I still haven’t got anything particularly original to contribute, but here are a few random thoughts occasioned by yesterday’s topsy-turvy FA Cup tie:
  • Isn’t it great to hear ‘Z-Cars’ all the way through for a change? It’s almost worth paying the £10 just for the sax solo in the middle.
  • For anyone who’s been trumpeting Watford’s strength in depth, the line-up Pearson sent out against Tranmere was a bit of a wake-up call. Giving the players who busted a gut for the team over those four magnificent Christmas games the day off was absolutely understandable, but when you also discount the long-term injured, what’s left looked very much like a collection of odds and sods. In happier circumstances, yesterday’s team would have included the likes of Prödl, Cleverly, Welbeck and Janmaat, a core of battle-hardened pros who would have been much less likely to crumble under pressure in the latter stages.
  • Talking of pressure, it can’t be much fun when you’re a fringe player and a handful of cup ties are the only chance you get to prove what you can do. Isaac Success and Domingos Quina in particular seemed to be self-consciously auditioning for the first team yesterday, showing off their tricks and flicks whenever they could. Quina is pure class and mostly got away with it, not least because he balances the showy stuff with a furious competitiveness. As for Success, much of what he tried didn’t come off, and his best moments were those when he opted for simplicity and direct running.
  • Personally, I will be very surprised if both Success and Andre Gray are in the Premier League squad of 25 the club names at the end of the month. Success has been here three and half years now, and while he’s got something, the refusal of successive head coaches to trust him with anything more than cameo appearances speaks volumes. He needs regular football, and he’s not going to get it at Watford. A loan or sale in this transfer window would be best for all concerned.
  • As for Gray, he’s unfortunate to be stuck at a club that doesn’t play in a formation that suits him. Playing him as the lone striker yesterday just highlighted his limitations, as he was completely neutralised by a bog-standard lower-division lunk of a centre-half. His best spells at the club have come playing alongside Troy Deeney – the two of them built up a decent understanding for a spell early last season – but unless Pearson is tempted to revert to 4-4-2, then Gray is going to be stuck on the subs’ bench for the forseeable future. He too might be better off leaving, but I suspect Watford won’t let both him and Success go unless they can bring in another striker.

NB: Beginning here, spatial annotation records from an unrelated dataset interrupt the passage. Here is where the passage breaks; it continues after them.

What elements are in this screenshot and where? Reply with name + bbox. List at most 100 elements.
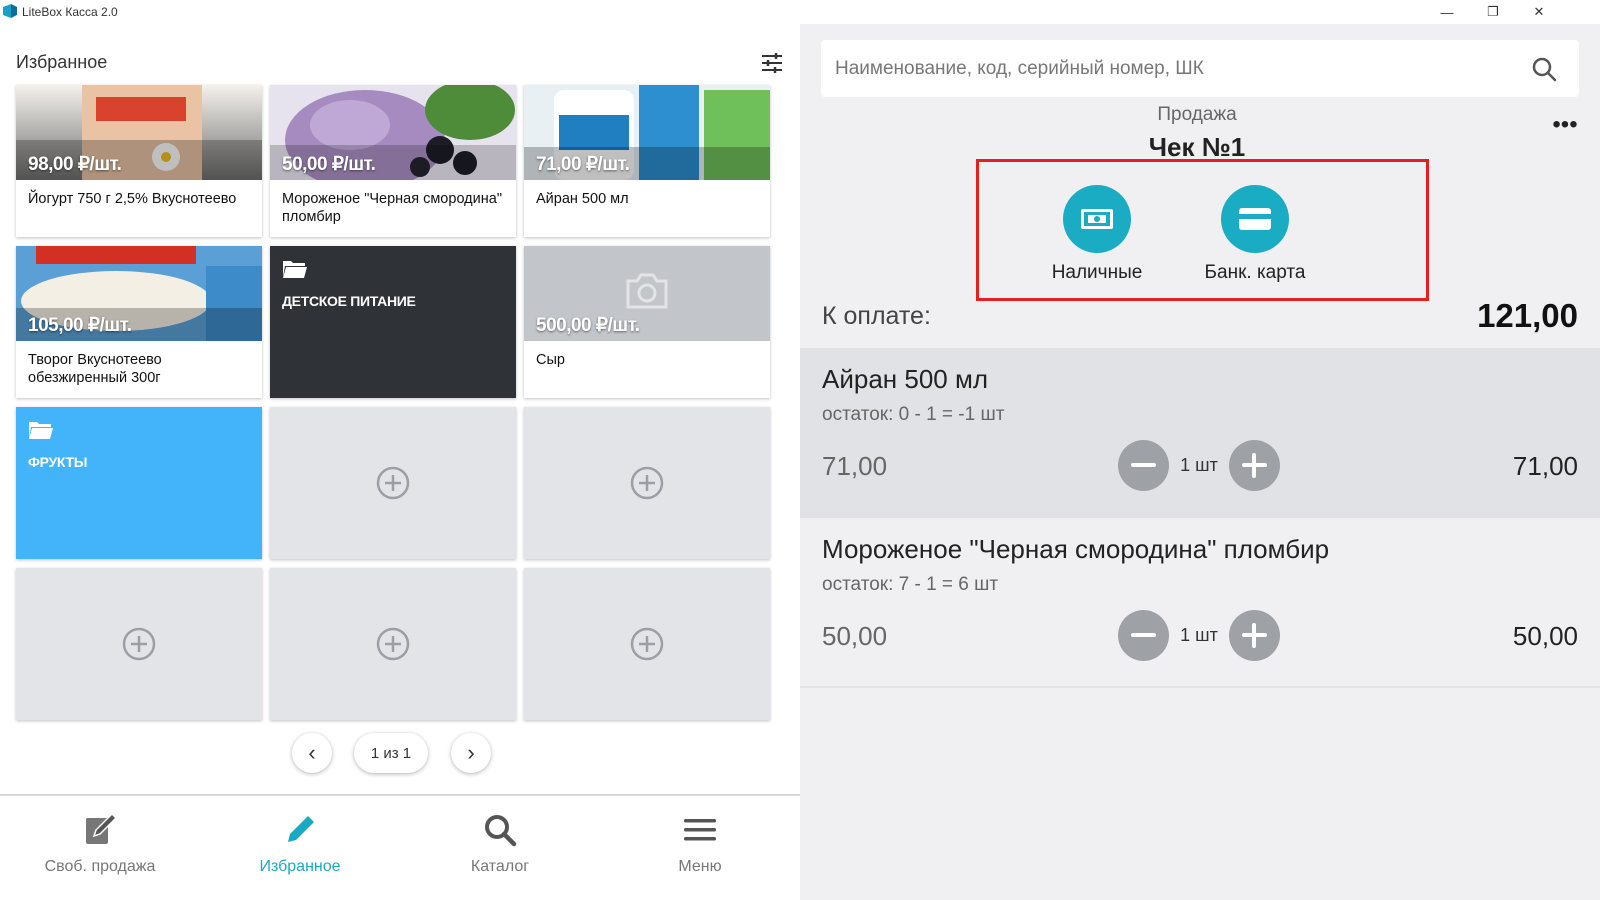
chevron-left-icon: ‹ xyxy=(308,740,316,765)
nav-label: Своб. продажа xyxy=(44,858,156,875)
hamburger-icon xyxy=(684,819,716,841)
folder-open-icon xyxy=(283,261,307,278)
card-button-circle xyxy=(1221,185,1289,253)
tile-name: Сыр xyxy=(524,341,770,398)
filter-settings-icon[interactable] xyxy=(760,51,784,75)
empty-tile[interactable] xyxy=(270,407,516,559)
add-circle-icon xyxy=(630,627,664,661)
sale-label: Продажа xyxy=(1157,104,1237,125)
product-tile-yogurt[interactable]: 98,00 ₽/шт. Йогурт 750 г 2,5% Вкуснотеев… xyxy=(16,85,262,237)
minus-icon xyxy=(1131,463,1156,467)
edit-note-icon xyxy=(86,812,118,844)
chevron-right-icon: › xyxy=(467,740,475,765)
restore-icon: ❐ xyxy=(1487,4,1499,19)
minimize-button[interactable]: — xyxy=(1424,0,1470,24)
search-box xyxy=(821,40,1579,97)
favorites-pane: Избранное 98,00 ₽/шт. Йогурт 750 г 2,5% … xyxy=(0,24,800,900)
item-total: 71,00 xyxy=(1512,451,1578,481)
search-input[interactable] xyxy=(835,40,1515,97)
tile-name: Айран 500 мл xyxy=(524,180,770,237)
page-indicator-label: 1 из 1 xyxy=(370,744,412,762)
nav-favorites[interactable]: Избранное xyxy=(200,796,400,900)
favorites-title: Избранное xyxy=(16,52,108,72)
receipt-item[interactable]: Айран 500 мл остаток: 0 - 1 = -1 шт 71,0… xyxy=(800,348,1600,518)
card-icon xyxy=(1239,208,1271,230)
search-icon xyxy=(485,815,517,847)
product-tile-cottage-cheese[interactable]: 105,00 ₽/шт. Творог Вкуснотеево обезжире… xyxy=(16,246,262,398)
increase-qty-button[interactable] xyxy=(1229,440,1280,491)
plus-icon-vertical xyxy=(1252,623,1256,648)
more-options-button[interactable]: ••• xyxy=(1545,113,1585,144)
card-label: Банк. карта xyxy=(1204,262,1306,283)
window-title: LiteBox Касса 2.0 xyxy=(22,5,118,19)
item-price: 71,00 xyxy=(822,451,888,481)
cash-payment-button[interactable]: Наличные xyxy=(1022,185,1172,295)
close-icon: ✕ xyxy=(1533,4,1545,19)
decrease-qty-button[interactable] xyxy=(1118,440,1169,491)
increase-qty-button[interactable] xyxy=(1229,610,1280,661)
nav-label: Избранное xyxy=(259,858,341,875)
decrease-qty-button[interactable] xyxy=(1118,610,1169,661)
add-circle-icon xyxy=(122,627,156,661)
close-button[interactable]: ✕ xyxy=(1516,0,1562,24)
bottom-navigation: Своб. продажа Избранное Каталог Меню xyxy=(0,794,800,900)
page-indicator: 1 из 1 xyxy=(354,733,428,773)
add-circle-icon xyxy=(376,466,410,500)
next-page-button[interactable]: › xyxy=(451,733,491,773)
add-circle-icon xyxy=(630,466,664,500)
item-total: 50,00 xyxy=(1512,621,1578,651)
item-price: 50,00 xyxy=(822,621,888,651)
empty-tile[interactable] xyxy=(524,407,770,559)
item-name: Айран 500 мл xyxy=(822,364,989,394)
empty-tile[interactable] xyxy=(270,568,516,720)
folder-tile-baby-food[interactable]: ДЕТСКОЕ ПИТАНИЕ xyxy=(270,246,516,398)
cash-icon xyxy=(1081,209,1113,229)
nav-free-sale[interactable]: Своб. продажа xyxy=(0,796,200,900)
tile-name: Йогурт 750 г 2,5% Вкуснотеево xyxy=(16,180,262,237)
add-circle-icon xyxy=(376,627,410,661)
tile-name: Мороженое "Черная смородина" пломбир xyxy=(270,180,516,237)
tile-price: 50,00 ₽/шт. xyxy=(282,154,376,175)
nav-menu[interactable]: Меню xyxy=(600,796,800,900)
folder-name: ФРУКТЫ xyxy=(28,454,88,470)
restore-button[interactable]: ❐ xyxy=(1470,0,1516,24)
empty-tile[interactable] xyxy=(16,568,262,720)
title-bar: LiteBox Касса 2.0 — ❐ ✕ xyxy=(0,0,1600,24)
litebox-logo-icon xyxy=(3,4,17,18)
tile-name: Творог Вкуснотеево обезжиренный 300г xyxy=(16,341,262,398)
minimize-icon: — xyxy=(1440,4,1454,20)
tile-price: 98,00 ₽/шт. xyxy=(28,154,122,175)
product-tile-ayran[interactable]: 71,00 ₽/шт. Айран 500 мл xyxy=(524,85,770,237)
to-pay-label: К оплате: xyxy=(822,302,931,330)
item-qty: 1 шт xyxy=(1180,625,1218,645)
item-name: Мороженое "Черная смородина" пломбир xyxy=(822,534,1330,564)
nav-label: Меню xyxy=(678,858,722,875)
product-tile-cheese[interactable]: 500,00 ₽/шт. Сыр xyxy=(524,246,770,398)
empty-tile[interactable] xyxy=(524,568,770,720)
product-tile-ice-cream[interactable]: 50,00 ₽/шт. Мороженое "Черная смородина"… xyxy=(270,85,516,237)
cash-label: Наличные xyxy=(1051,262,1143,283)
item-qty: 1 шт xyxy=(1180,455,1218,475)
more-dots-icon: ••• xyxy=(1552,111,1578,138)
folder-open-icon xyxy=(29,422,53,439)
tile-price: 71,00 ₽/шт. xyxy=(536,154,630,175)
item-stock: остаток: 0 - 1 = -1 шт xyxy=(822,404,1005,425)
camera-placeholder-icon xyxy=(626,273,668,309)
nav-catalog[interactable]: Каталог xyxy=(400,796,600,900)
plus-icon-vertical xyxy=(1252,453,1256,478)
nav-label: Каталог xyxy=(470,858,530,875)
card-payment-button[interactable]: Банк. карта xyxy=(1180,185,1330,295)
receipt-item[interactable]: Мороженое "Черная смородина" пломбир ост… xyxy=(800,518,1600,688)
item-stock: остаток: 7 - 1 = 6 шт xyxy=(822,574,999,595)
pencil-icon xyxy=(288,816,314,842)
folder-tile-fruits[interactable]: ФРУКТЫ xyxy=(16,407,262,559)
tile-price: 500,00 ₽/шт. xyxy=(536,315,640,336)
to-pay-value: 121,00 xyxy=(1477,297,1578,334)
minus-icon xyxy=(1131,633,1156,637)
prev-page-button[interactable]: ‹ xyxy=(292,733,332,773)
tile-price: 105,00 ₽/шт. xyxy=(28,315,132,336)
receipt-pane: Продажа Чек №1 ••• Наличные Банк. карта … xyxy=(800,24,1600,900)
folder-name: ДЕТСКОЕ ПИТАНИЕ xyxy=(282,293,416,309)
search-icon[interactable] xyxy=(1531,56,1557,82)
cash-button-circle xyxy=(1063,185,1131,253)
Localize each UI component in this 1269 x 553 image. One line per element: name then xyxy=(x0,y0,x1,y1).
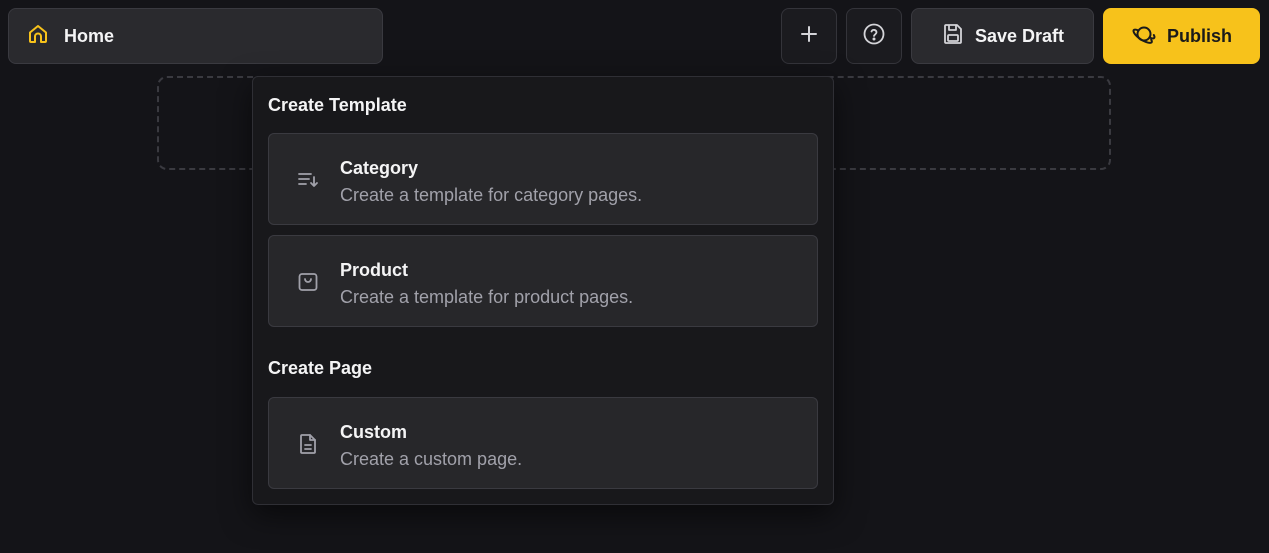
custom-option-description: Create a custom page. xyxy=(340,449,523,469)
category-template-option[interactable]: Category Create a template for category … xyxy=(268,133,818,225)
save-draft-button[interactable]: Save Draft xyxy=(911,8,1094,64)
publish-button[interactable]: Publish xyxy=(1103,8,1260,64)
category-option-title: Category xyxy=(340,158,419,178)
create-template-heading: Create Template xyxy=(268,95,407,115)
product-template-option[interactable]: Product Create a template for product pa… xyxy=(268,235,818,327)
sort-list-icon xyxy=(296,168,320,192)
help-circle-icon xyxy=(862,22,886,51)
create-page-heading: Create Page xyxy=(268,358,373,378)
custom-page-option[interactable]: Custom Create a custom page. xyxy=(268,397,818,489)
save-icon xyxy=(941,22,965,51)
home-nav-button[interactable]: Home xyxy=(8,8,383,64)
category-option-description: Create a template for category pages. xyxy=(340,185,643,205)
create-dropdown-menu: Create Template Category Create a templa… xyxy=(252,76,834,505)
plus-icon xyxy=(799,24,819,49)
save-draft-label: Save Draft xyxy=(974,25,1065,46)
home-label: Home xyxy=(64,25,115,46)
home-icon xyxy=(26,22,50,51)
add-button[interactable] xyxy=(781,8,837,64)
app-page: Home Save Draft Publish Create Template … xyxy=(0,0,1269,553)
help-button[interactable] xyxy=(846,8,902,64)
product-option-title: Product xyxy=(340,260,409,280)
planet-icon xyxy=(1131,21,1157,52)
publish-label: Publish xyxy=(1166,25,1232,46)
product-option-description: Create a template for product pages. xyxy=(340,287,634,307)
document-icon xyxy=(296,432,320,456)
product-box-icon xyxy=(296,270,320,294)
custom-option-title: Custom xyxy=(340,422,407,442)
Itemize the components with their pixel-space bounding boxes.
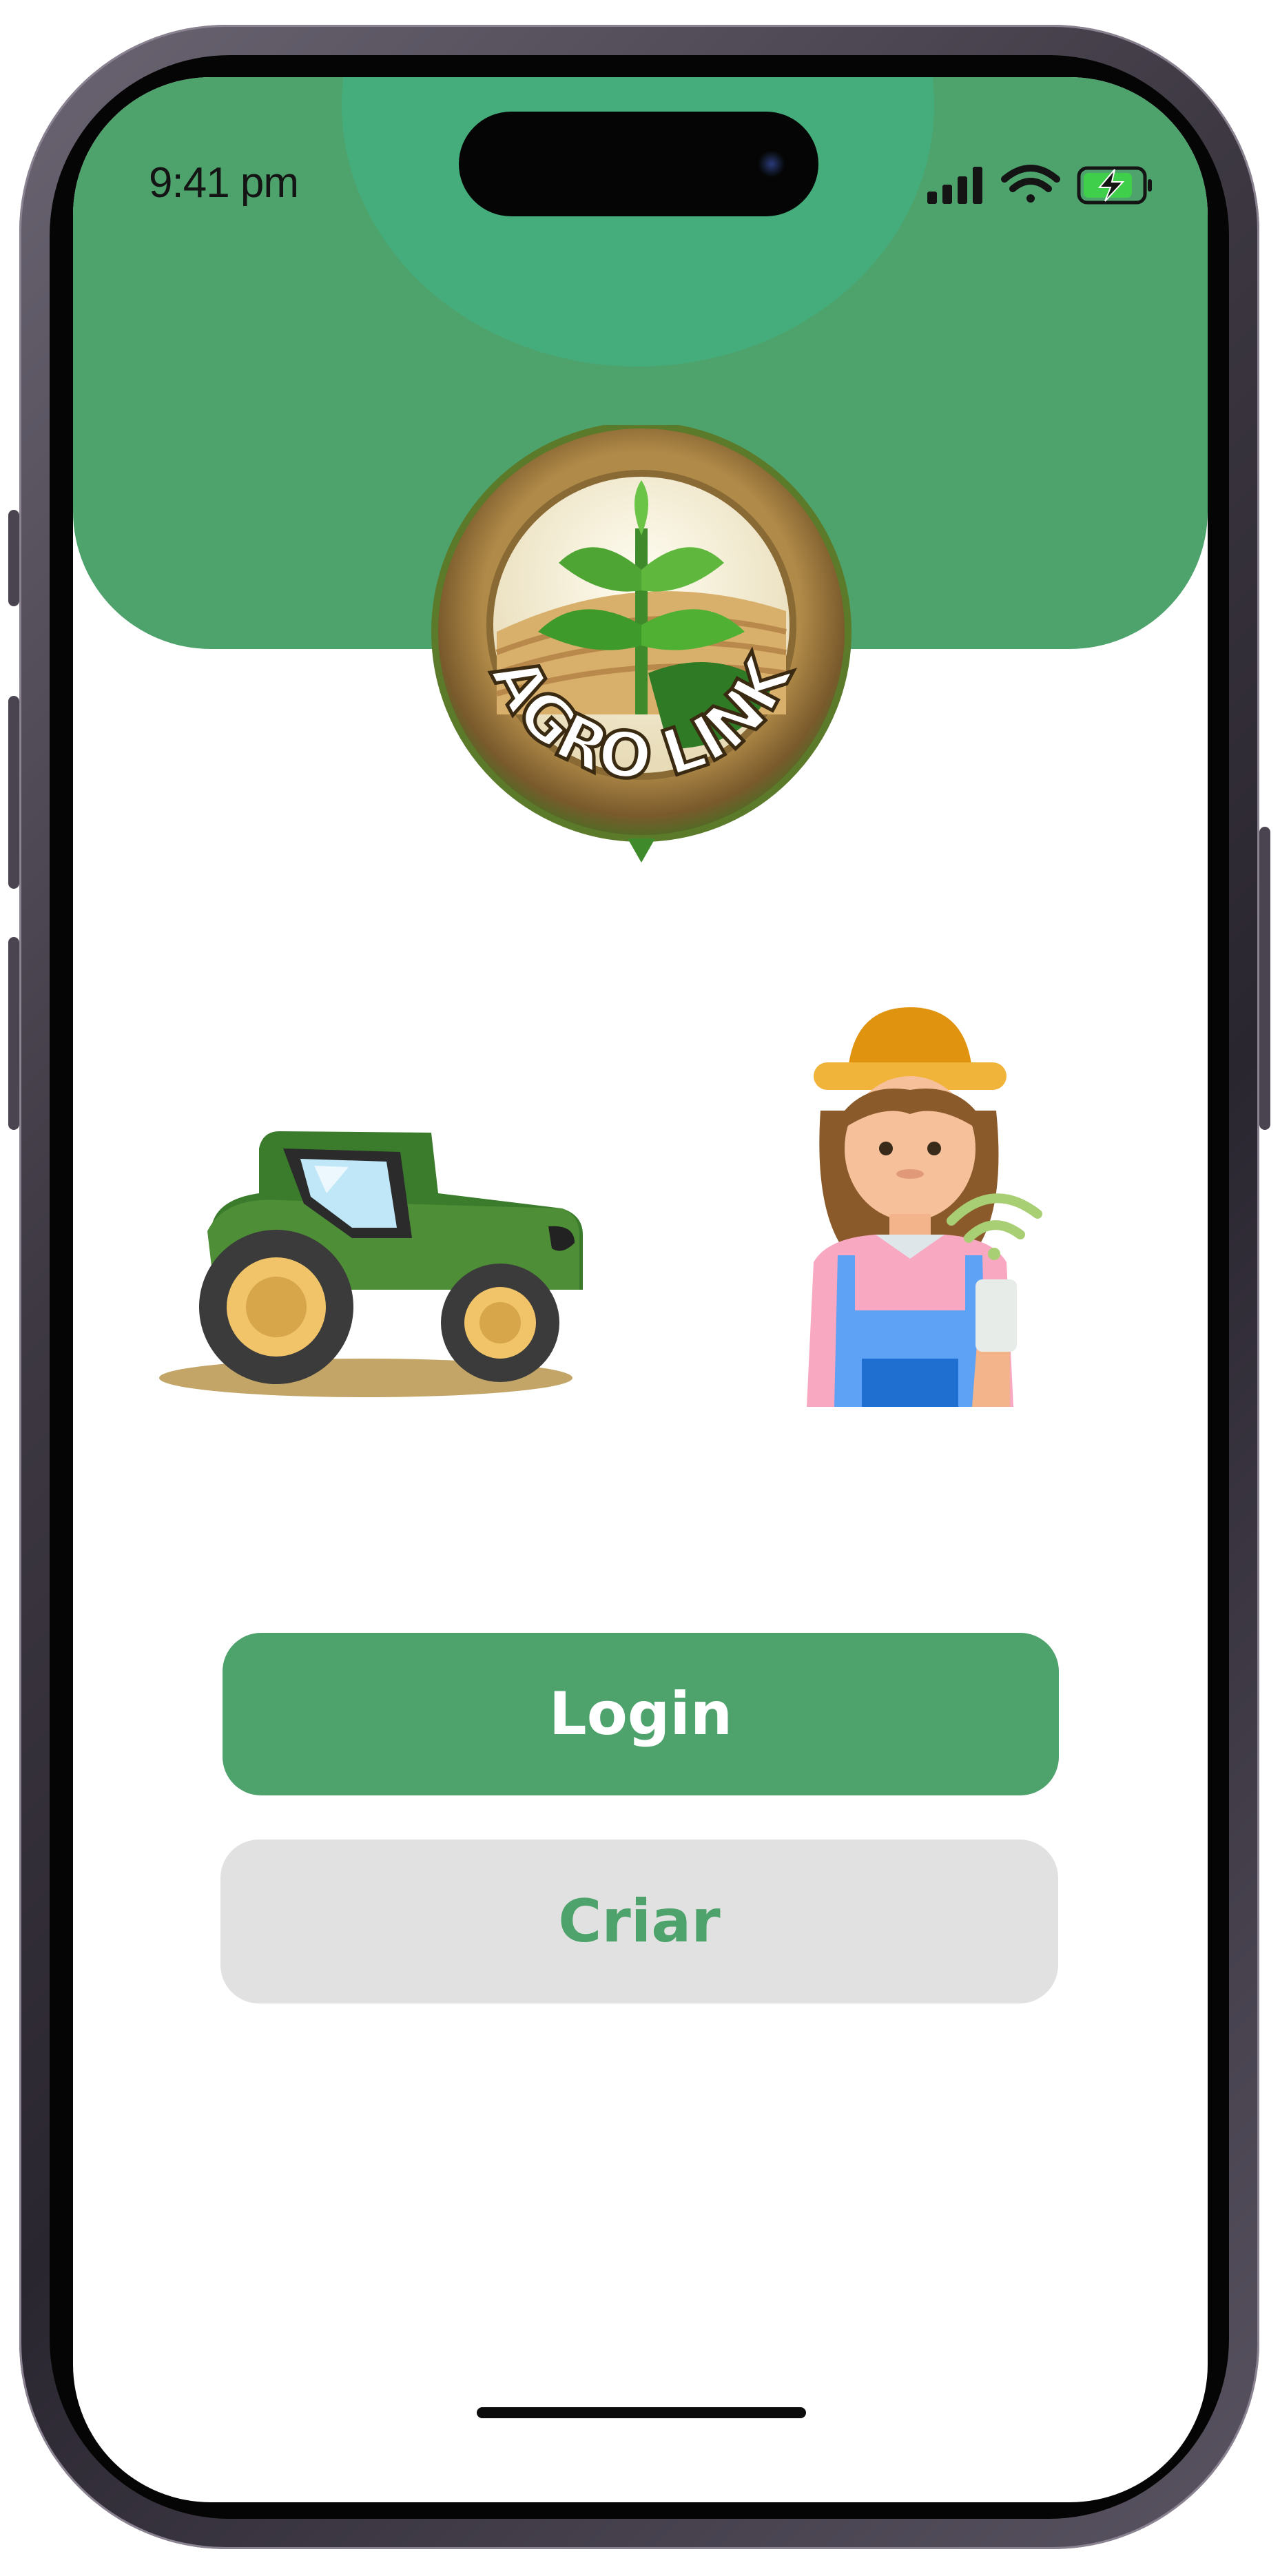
status-icons [927, 165, 1152, 205]
dynamic-island [459, 112, 818, 216]
cellular-signal-icon [927, 167, 982, 204]
wifi-icon [1001, 165, 1060, 203]
volume-down-button [8, 937, 19, 1130]
login-button[interactable]: Login [223, 1633, 1059, 1795]
app-screen: 9:41 pm AGRO LINK Login Criar [73, 77, 1208, 2502]
home-indicator[interactable] [477, 2407, 806, 2418]
action-button [8, 510, 19, 606]
device-mockup: 9:41 pm AGRO LINK Login Criar [0, 0, 1280, 2576]
status-time: 9:41 pm [149, 159, 299, 207]
battery-charging-icon [1077, 166, 1152, 205]
power-button [1259, 827, 1270, 1130]
tractor-illustration [159, 1131, 583, 1397]
create-account-button[interactable]: Criar [220, 1840, 1058, 2003]
volume-up-button [8, 696, 19, 889]
agro-link-logo: AGRO LINK [431, 425, 851, 863]
farmer-woman-illustration [807, 1007, 1042, 1407]
front-camera-icon [758, 150, 785, 178]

  • One player I’d expected to see in the line-up yesterday was Dimitri Foulquier, but instead he was loaned to Granada for the rest of the season a couple of days ago. I feel sorry for Foulquier. I saw him in the League Cup tie against Coventry and thought he looked like a decent full-back, solid and tidy. The club obviously saw something they liked, too, or they wouldn’t have recalled him after two seasons of loans and put him in the first-team squad, and both Gracia and Flores regularly included him in the 17. But he had the misfortune to make his league debut in the 8-0 drubbing at Man City, and copped some of the blame for the scoreline. After that, some fans were never going to give him a chance.
  • One final thought about players who might have expected to get a game against Tranmere: what the hell has happened to Marvin Zeegelaar? As far as I know, he’s still at the club (I’ve occasionally spotted his name in under-23 line-ups), but he doesn’t even get his name listed on the back of the programme any more. I know he turned out not to be the long-term solution at left-back he was intended to be, but I’d be intrigued to know what he’s done to be sent to purgatory.